To figure your column length, sit in the car and position the steering wheel where you want it and have someone measure the distance from the hub to the floor, then add a couple inches or whatever works best for your car to the overall length for it to protrude the floor...
Keep in mind that you can move the column to the left at the floor - if footroom etc. works out.
The column in my 31 is close to the inside of the left frame rail.
Works for me cuz the Buick's #7 header pipe needs the room.
Since I end up building my own headers, it's best for me to set up the steering column etc., get the erognomics where they are right and then build the headers.
In the case of a set of block huggers - provided they aren't finished - I wouldn't be bashful about modifying a primary pipe or three if that's what it took.
Getting back to the moving the column to the left, granted, it will leave the steering wheel not square to the dash, but it doesn't hurt.
My 32 is done that way and no one - spectator, passenger or driver - has ever commented that the steering wheel is off square.
Some stockers came from the factory with an offset steering column/wheel.
My 50 Plymouth coupe was that way.
Worse than either of the roadsters in fact.
It wasn't bothersome.
There are a lot of things we can do that aren't kosher to a lot of hot rodders, but many times the factories have already been down that road.
EG: my 32 engine is offset to the right 1" for header to steering shaft clearance . . . which wasn't really required once the dust settled.
Offset engines are an old factory trick.
Symmetry be good, but not always necessary....:D
Some very good points your brought up, C9. I know a lot of Ford and Merc's in the 60's thru 80's have the engine set to the right, I would imagine GM's are the same. Even somehow goofed on a race car or three and had the engine and tranny offset to the left a couple inches..... Must of been a measuring error......:LOL: :LOL: :LOL:
Quote:
Originally Posted by Dave Severson
Yeah . . . it is kinda funny that one race car builder driver I knew, helped and crewed for made quite a few mistakes.
Seems like most of them made the car handle better.
Fwiw, a 50 Olds coupe at the old Bonelli Stadium racetrack in Saugus, California that was a top runner due to the driver/builder's skill in building as well as driving.
There's some history for you, not to mention the reason why 50 Olds coupes and sedans are seldom found nowadays.
The circle-burners used em up like they were going out of style.
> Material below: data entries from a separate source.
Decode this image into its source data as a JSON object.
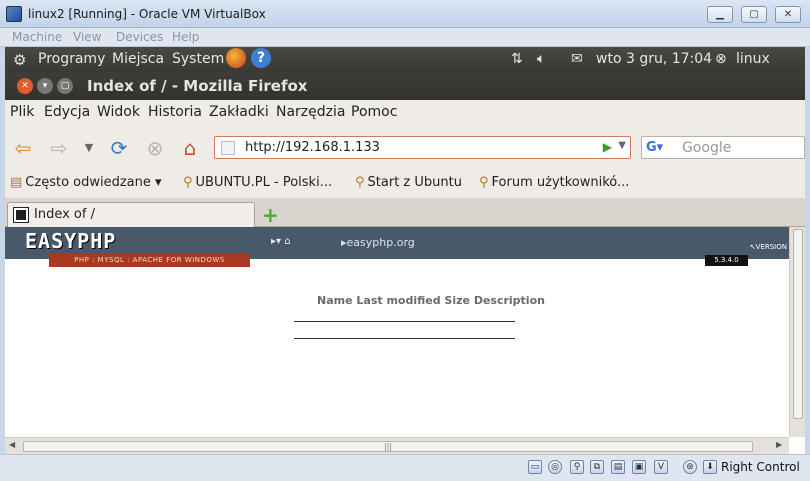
{
  "vbox": {
    "title": "linux2 [Running] - Oracle VM VirtualBox",
    "menu": [
      "Machine",
      "View",
      "Devices",
      "Help"
    ],
    "host_key": "Right Control"
  },
  "gnome_panel": {
    "menus": [
      "Programy",
      "Miejsca",
      "System"
    ],
    "clock": "wto  3 gru, 17:04",
    "user": "linux"
  },
  "firefox": {
    "window_title": "Index of / - Mozilla Firefox",
    "menu": [
      "Plik",
      "Edycja",
      "Widok",
      "Historia",
      "Zakładki",
      "Narzędzia",
      "Pomoc"
    ],
    "url": "http://192.168.1.133",
    "search_placeholder": "Google",
    "bookmarks": [
      "Często odwiedzane ▾",
      "UBUNTU.PL - Polski...",
      "Start z Ubuntu",
      "Forum użytkownikó..."
    ],
    "tab_title": "Index of /"
  },
  "page": {
    "logo": "EASYPHP",
    "tagline": "PHP : MYSQL : APACHE FOR WINDOWS",
    "nav_link": "easyphp.org",
    "version_label": "VERSION",
    "version": "5.3.4.0",
    "listing_header": "Name Last modified Size Description"
  }
}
Well thanks for a lot of help and it's not over yet. I bit the bullet and ordered a smooth column from Brookville, although they use a 34 1/2" column for both '29 and '32 roadsters. It is tilt and the cheapest I could find at $260. However it only has the eight wires coming out of the bottom of the cone and not a connector plug. The guy at Brookville said they hide the wires on the back of the column drop so I will have to set up a connection block somewhere under the dash. In the meantime while waiting for the column I will cut the hole about where C9x has his in the '31 and use my ugly stock Camaro column for mockup. This also means putting a starter key somewhere on the dash and loss of wheel lockout, but I really did not trust the welded cut off end of the shift lever which might accidently slip into "PARK" while driving if the weld ever broke off from vibration fatigue. In fact that reason is second only to the desire for tilt flexibility in going to the Brookville column. I am in the process of adapting a one-off 1/4" aluminum plate to cover the awful gash around the brake pedal, add strength to the column at the bottom and provide a mount for a left-foot dimmer switch. I am tired of using a column dimmer switch and really want the ability to dim the headlights without losing grip on the wheel when running into a bright light situation. Now I can have my foot switch! It's going to be ugly for a while but I will send a picture of the final setup.
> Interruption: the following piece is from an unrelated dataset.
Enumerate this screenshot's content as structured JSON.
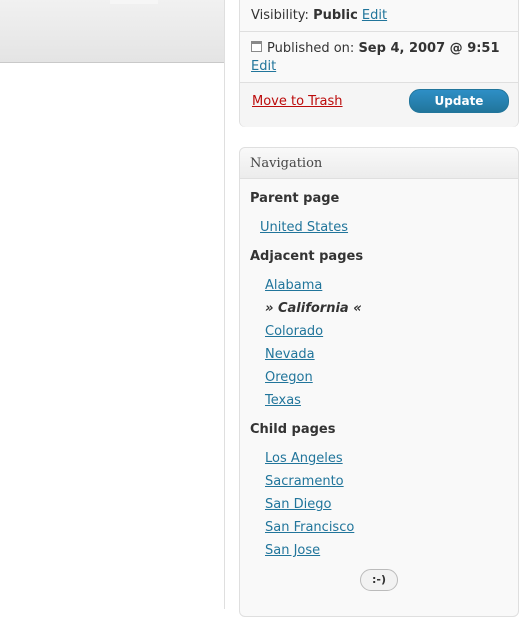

Dave S., you asked for comments on the Merc body so here are a few. First, that may be a real money maker for you and the future has to be for more later model replicars to fit modern frames so that is really neat. I have no problem with the apprearance of the rear window, but I lived next door to a man who babied a '50 Merc for many years through several improvements and so the rear fenders look "naked" to me with the lights in the bumper. I do not know what tailights are best, but it looks funny to me without tailights higher up, just my opinion. Maybe '47 Ford tail light lenses blended/frenched in without the extensions would work, or even round Pontiac lights. On the other hand that can be the choice of the builder.
Daver, What are the rear turn signals on your Model A ( I still envy the professional job you have on your stainless brakelines!)
Don Shillady
Retired Scientist/teen rodder
My plan is to build the body with no lights cut in. so many choices on what lights to use on the back of the Merc, just as soon let a customer pick his own spot.